Les SMS d’un portable professionnel, présumés professionnels

Déloyauté
Depuis l’arrêt de principe du 10 février 2015 (Cass.Com. n° 13-14779), les SMS envoyés ou reçus par le salarié au moyen de son téléphone portable professionnel sont réputés professionnels.

Le caractère professionnel des sms

En l’espèce, la société de courtage Newedge accusait son concurrent GFI d’avoir débauché plusieurs de ses salariés et en apportait la preuve par des sms récupérés dans leurs téléphones professionnels grâce à un système d’archivage automatique dont ils avaient connaissance.

Selon la Cour de cassation, « les messages écrits (« short message service » ou SMS) envoyés ou reçus par le salarié au moyen du téléphone mis à sa disposition par l’employeur pour les besoins de son travail sont présumés avoir un caractère professionnel, en sorte que l’employeur est en droit de les consulter en dehors de la présence de l’intéressé, sauf s’ils sont identifiés comme étant personnels ». Cette jurisprudence n’est pas si étonnante. Il faut dire qu’il existe déjà une présomption du caractère professionnel des courriels et fichiers intégrés dans l’ordinateur professionnel du salarié, sauf indication contraire explicite.

L’utilisation des SMS comme mode de preuve

Par ailleurs, la Cour de cassation juge que « la production en justice des messages n’ayant pas été identifiés comme étant personnels par le salarié ne constitue pas un procédé déloyal […] rendant irrecevable ce mode de preuve ». La production en justice des SMS, obtenue de façon loyale, ne constitue donc pas un mode de preuve illicite, même si ces SMS ne sont pas clairement identifiés comme personnels.

Les SMS étant admis comme moyen de preuve, Newedge a pu assigner GFI devant le tribunal de commerce pour concurrence déloyale et débauchage.

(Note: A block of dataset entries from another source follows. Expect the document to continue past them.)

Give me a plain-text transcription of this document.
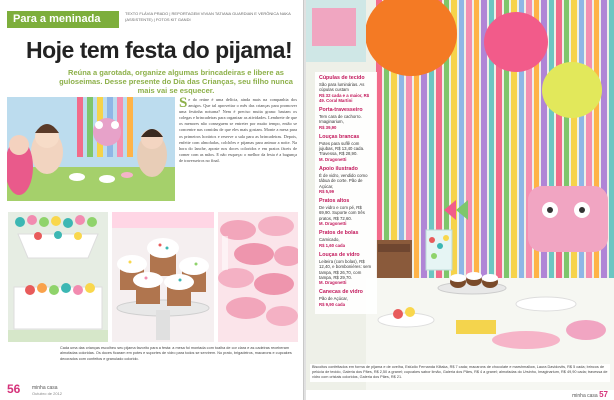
Para a meninada	TEXTO FLÁVIA PRADO | REPORTAGEM VIVIAN TATIANA GUARDIAN E VERÔNICA NAKA (ASSISTENTE) | FOTOS KIT GANDI
Hoje tem festa do pijama!
Reúna a garotada, organize algumas brincadeiras e libere as guloseimas. Desse presente do Dia das Crianças, seu filho nunca mais vai se esquecer.
S e do reúne é uma delícia, ainda mais na companhia dos amigos. Que tal aproveitar o mês das crianças para promover uma festinha noturna? Nem é preciso muita grana: bastam os colegas e brincadeiras para organizar as atividades. Lembrete de que os menores não conseguem se entreter por muito tempo, então se concentre nas comidas de que eles mais gostam. Monte a mesa para os primeiros horários e reserve a sala para as brincadeiras. Depois, enfeite com almofadas, colchões e pijamas para animar a noite. Na hora do lanche, aposte nos doces coloridos e em pratos fáceis de comer com as mãos. E não esqueça: o melhor da festa é a bagunça de travesseiros no final.
Cada uma das crianças escolheu seu pijama favorito para a festa: a mesa foi montada com toalha de cor clara e as cadeiras receberam almofadas coloridas. Os doces ficaram em potes e suportes de vidro para todos se servirem. No prato, brigadeiros, macarons e cupcakes decorados com confeitos e granulado colorido.
56 minha casa
Outubro de 2012
Cúpulas de tecido
São para luminárias. As cúpulas custam
R$ 32 cada e a maior, R$ 49. Coral Martini
Porta-travesseiro
Tem cara de cachorro. Imaginarium,
R$ 39,90
Louças brancas
Potes para suflê com jujubas, R$ 13,40 cada. Travessa, R$ 28,90.
M. Dragonetti
Apoio ilustrado
É de vidro, vendido como tábua de corte. Pão de Açúcar,
R$ 5,99
Pratos altos
De vidro e com pé, R$ 69,90. Suporte com três pratos, R$ 72,60.
M. Dragonetti
Pratos de bolas
Camicado,
R$ 1,60 cada
Louças de vidro
Leiteira (com bolas), R$ 12,40, e bomboniéres: sem tampa, R$ 26,70, com tampa, R$ 29,70.
M. Dragonetti
Canecas de vidro
Pão de Açúcar,
R$ 9,90 cada
Biscoitos confeitados em forma de pijama e de ovelha, Estúdio Fernanda Kiltaka, R$ 7 cada; macarons de chocolate e marshmallow, Laura Davidovits, R$ 5 cada; brincos de pelúcia de tecido, Galeria dos Pães, R$ 2,50 a granel; cupcakes sabor limão, Galeria dos Pães, R$ 4 a granel; almofadas do Ursinho, Imaginarium, R$ 49,90 cada; travessa de vidro com cristais coloridos, Galeria dos Pães, R$ 21.
minha casa 57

L’employeur peut prendre connaissance et produire en justice le contenu des appels du téléphone portable de l’entreprise utilisé par son salarié. Les salariés doivent donc se servir de leur téléphone professionnel uniquement à des fins professionnelles, sous peine de permettre à leur employeur d’en lire ou d’en produire en justice le contenu.